Maintenant, au contraire, le résultat obtenu est si parfait que la section du cou est obstruée par le couperet, ce qui supprime pratiquement tout jet de sang. Et tout y gagne en propreté, le spectacle et les choses.

* Le Palmarès de Sylvain Larue (Nemo) mentionne vingt-ans pour l’âge du condamné. Effectivement, l’âge de dix-huit-ans ne peut pas être exact. Voir : 30 août 1921 - Paris >  
http://guillotine.voila.net/Palmares1871_1977.html

_______________________

UN ASSASSIN A EXPIÉ

Nous avons rappelé hier le crime de Clément-Albert Philippe, ce précoce assassin qui tua sa bienfaitrice à à coups de lampe, en novembre dernier, à Vanves.
Philippe a expié son forfait hier matin; son attitude au moment suprême a été celle du repentir et n'a pas manqué de courage.

La guillotine ayant été montée rapidement sous la direction de M. Deibler et sous les yeus du public très restreint, soigneusement trié, qui est seul admis à assister, depuis plusieurs années, aux exécutions capitales, les magistrats sont entrés dans la cellule du condamné, peu après le ever du jour, à 5 h. 20. Le groupe était composé de MM. Pliilippon, substitut du procureur de la République, et Lassus, avocat général, de Me Cathala, avocat d'Albert Philipe, de M. Larrié, commissaire du quartier et de l'abbé Bertaux, aumônier intérimaire de la prison. Au traditionnel : « Levez-vous, ayez du courage ! » le jeune assassin, brusquement tiré d'un sommeil profond, se mit à genoux sur son lit en proférant : « Je suis bien malheureux ! » Puis à l'abbé Bertaux il murmura.
« Je suis innocent, Dieu sera mon juge et ma récompense. »
Au cours de la funèbre toilette, Philippe ne réclama aucun cordial et se laissa faire sans mot dire.

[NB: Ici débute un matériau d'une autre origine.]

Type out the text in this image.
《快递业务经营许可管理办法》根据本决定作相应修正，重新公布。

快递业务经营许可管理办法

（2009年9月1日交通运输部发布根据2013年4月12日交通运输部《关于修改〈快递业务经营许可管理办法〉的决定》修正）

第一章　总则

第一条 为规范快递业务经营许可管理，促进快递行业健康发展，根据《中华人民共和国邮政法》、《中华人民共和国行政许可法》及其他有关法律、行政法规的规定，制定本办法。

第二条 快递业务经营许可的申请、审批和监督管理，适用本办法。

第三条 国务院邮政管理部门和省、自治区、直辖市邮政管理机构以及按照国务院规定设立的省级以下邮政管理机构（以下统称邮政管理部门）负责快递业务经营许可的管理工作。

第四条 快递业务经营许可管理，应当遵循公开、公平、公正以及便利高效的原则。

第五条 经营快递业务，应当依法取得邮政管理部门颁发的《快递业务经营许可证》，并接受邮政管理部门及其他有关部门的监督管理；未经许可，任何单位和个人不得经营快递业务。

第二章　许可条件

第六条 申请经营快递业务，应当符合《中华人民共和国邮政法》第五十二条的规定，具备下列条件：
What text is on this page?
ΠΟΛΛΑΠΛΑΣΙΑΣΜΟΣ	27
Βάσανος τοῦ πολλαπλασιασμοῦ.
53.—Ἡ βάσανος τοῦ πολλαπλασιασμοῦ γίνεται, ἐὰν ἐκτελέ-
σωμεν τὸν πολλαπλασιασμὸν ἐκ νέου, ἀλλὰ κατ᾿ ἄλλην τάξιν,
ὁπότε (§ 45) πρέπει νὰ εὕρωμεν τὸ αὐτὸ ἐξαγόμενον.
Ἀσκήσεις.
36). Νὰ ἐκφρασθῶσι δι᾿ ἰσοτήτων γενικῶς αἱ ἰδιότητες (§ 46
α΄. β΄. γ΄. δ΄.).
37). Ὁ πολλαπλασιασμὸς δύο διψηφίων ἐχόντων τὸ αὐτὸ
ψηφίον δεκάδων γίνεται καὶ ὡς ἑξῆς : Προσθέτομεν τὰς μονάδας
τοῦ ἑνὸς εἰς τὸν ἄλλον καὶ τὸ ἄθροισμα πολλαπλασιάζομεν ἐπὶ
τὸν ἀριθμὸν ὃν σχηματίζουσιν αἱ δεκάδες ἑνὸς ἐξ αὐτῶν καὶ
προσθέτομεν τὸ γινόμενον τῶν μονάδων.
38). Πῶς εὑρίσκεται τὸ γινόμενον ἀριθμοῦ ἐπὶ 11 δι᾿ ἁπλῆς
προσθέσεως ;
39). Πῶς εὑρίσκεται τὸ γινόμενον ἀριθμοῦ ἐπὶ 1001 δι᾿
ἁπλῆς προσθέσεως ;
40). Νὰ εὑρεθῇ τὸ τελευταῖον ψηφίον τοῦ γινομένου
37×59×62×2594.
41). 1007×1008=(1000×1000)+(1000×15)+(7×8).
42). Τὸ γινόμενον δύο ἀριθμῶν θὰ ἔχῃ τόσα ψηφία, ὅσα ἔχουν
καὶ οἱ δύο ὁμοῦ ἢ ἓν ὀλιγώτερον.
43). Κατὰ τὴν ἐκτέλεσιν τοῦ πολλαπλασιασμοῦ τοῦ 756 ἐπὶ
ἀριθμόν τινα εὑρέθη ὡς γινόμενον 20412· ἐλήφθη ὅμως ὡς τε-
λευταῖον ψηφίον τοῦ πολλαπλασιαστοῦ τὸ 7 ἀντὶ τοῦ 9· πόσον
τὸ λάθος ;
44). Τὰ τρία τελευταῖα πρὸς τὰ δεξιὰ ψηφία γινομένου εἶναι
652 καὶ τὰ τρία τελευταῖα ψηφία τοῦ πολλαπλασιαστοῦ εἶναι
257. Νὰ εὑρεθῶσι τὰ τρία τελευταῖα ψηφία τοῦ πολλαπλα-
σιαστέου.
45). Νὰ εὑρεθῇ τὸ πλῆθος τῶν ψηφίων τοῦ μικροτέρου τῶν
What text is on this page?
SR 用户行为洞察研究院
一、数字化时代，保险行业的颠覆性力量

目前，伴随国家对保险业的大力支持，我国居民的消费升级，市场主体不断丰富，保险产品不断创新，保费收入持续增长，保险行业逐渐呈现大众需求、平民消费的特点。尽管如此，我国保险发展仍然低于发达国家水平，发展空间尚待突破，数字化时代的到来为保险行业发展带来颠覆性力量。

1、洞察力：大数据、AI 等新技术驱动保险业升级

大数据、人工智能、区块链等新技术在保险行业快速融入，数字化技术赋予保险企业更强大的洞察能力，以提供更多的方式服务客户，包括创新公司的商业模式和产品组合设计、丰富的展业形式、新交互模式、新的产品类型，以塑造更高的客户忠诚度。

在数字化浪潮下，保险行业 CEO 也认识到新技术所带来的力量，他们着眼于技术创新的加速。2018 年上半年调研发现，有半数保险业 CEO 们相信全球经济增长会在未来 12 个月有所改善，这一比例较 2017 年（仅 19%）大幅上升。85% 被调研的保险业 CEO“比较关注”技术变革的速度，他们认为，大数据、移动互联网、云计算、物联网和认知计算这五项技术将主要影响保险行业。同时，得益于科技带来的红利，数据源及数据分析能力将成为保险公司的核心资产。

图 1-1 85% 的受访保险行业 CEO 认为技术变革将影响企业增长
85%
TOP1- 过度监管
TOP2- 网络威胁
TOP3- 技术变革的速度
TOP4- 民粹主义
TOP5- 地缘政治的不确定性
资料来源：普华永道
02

Il est cinq heures 40, et le soleil est déjà assez haut quand le fourgon s'arrête boulevard Arago devant la sinistre machine ; le prêtre descend d'abord, si ému qu'il faut le soutenir, puis le condamné, très pâle mais très ferme.
Tout le monde est frappé de son air d'extrême jeunesse ; on dirait un gamin de quinze ans.
Sous la chemise plus qu'échancrée, ouverte jusqu'au ventre, paraissent les côtes saillantes d'un corps d'adolescent. Il jette un regard circulaire, très appuyé, comme s'il ne voulait omettre aucun détail de la dernière vision qu'il emporte. Les aides, sans brusquerie aucune, le conduisent presque doucement vers la bascule. Il n'a pas un mouvement de recul et pas un mot. Le couteau est tombé. Il est 5 h. 42.